Institutional Intersecting
Racisms and Solidarities
Melanie Budianta, Quinsy Gario, and Ann Laura Stoler
Harvest by Daniel Aguilar and Diana Cantarey
Hosted by Yazan Khalili
For this session, IMAGINART invited literary critic Melani Budianta, anthropologist Ann Laura Stoler, and scholar, artist, and activist Quinsy Gario to discuss intersecting forms of racism and solidarity. The topic was driven by the racist attacks and smear campaign that the lumbung community at documenta fifteen had to endure, dramatically impacting the overall development and reception of documenta fifteen. The panel moved from discussing institutional racism, slow violence, and ‘racecraft‘ to exploring practices of solidarity. The panel asked the following questions:
- How do we confront structural racism?
- How can we mobilize solidarity against racism?
- How to generatively connect different struggles?

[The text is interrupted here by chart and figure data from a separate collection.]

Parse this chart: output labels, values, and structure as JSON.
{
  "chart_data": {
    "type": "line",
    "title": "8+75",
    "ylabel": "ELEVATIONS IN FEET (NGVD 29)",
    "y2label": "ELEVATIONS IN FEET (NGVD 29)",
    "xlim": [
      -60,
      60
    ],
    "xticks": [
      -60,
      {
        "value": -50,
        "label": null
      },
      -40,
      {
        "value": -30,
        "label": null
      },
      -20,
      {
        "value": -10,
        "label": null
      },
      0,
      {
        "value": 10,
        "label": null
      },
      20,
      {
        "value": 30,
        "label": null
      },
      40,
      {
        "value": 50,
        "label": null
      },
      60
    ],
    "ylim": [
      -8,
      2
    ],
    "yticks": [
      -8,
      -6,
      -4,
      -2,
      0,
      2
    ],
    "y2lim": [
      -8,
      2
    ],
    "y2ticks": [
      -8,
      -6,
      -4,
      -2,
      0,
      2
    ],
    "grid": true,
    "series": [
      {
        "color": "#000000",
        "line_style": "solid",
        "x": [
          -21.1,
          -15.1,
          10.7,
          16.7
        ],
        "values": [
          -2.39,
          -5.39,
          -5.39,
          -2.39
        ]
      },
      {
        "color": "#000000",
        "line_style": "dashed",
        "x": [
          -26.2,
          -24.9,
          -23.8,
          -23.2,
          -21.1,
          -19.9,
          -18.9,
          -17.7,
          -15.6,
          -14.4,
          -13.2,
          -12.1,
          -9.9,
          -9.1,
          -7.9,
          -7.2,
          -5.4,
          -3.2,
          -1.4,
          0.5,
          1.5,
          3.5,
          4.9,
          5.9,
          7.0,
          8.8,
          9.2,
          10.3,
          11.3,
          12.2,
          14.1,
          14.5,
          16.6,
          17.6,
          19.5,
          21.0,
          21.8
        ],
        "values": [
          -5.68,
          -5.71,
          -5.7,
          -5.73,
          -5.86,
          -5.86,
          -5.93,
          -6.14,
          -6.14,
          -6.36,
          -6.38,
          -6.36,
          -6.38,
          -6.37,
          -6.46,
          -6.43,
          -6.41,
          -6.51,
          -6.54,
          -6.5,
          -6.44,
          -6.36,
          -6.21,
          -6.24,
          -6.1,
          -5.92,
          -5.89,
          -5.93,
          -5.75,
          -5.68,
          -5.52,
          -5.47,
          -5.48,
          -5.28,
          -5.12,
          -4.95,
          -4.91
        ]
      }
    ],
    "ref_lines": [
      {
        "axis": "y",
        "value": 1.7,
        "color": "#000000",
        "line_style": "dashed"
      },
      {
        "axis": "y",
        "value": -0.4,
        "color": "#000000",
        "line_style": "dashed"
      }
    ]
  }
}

Between storytelling and theoretical reflections, the three weaved these questions together based on their own experiences and theoretical outlooks. Budianta told the story of the mass, systematic, racialised rape perpetrated against Indonesian women of Chinese origins by groups likely organised by security forces in 1998. Survivors and women of other ethnic groups kept the memory of these events alive by coming together in the act of remembering against the state’s denial. Melanie proposed this practice of solidarity as refusal of structural racism.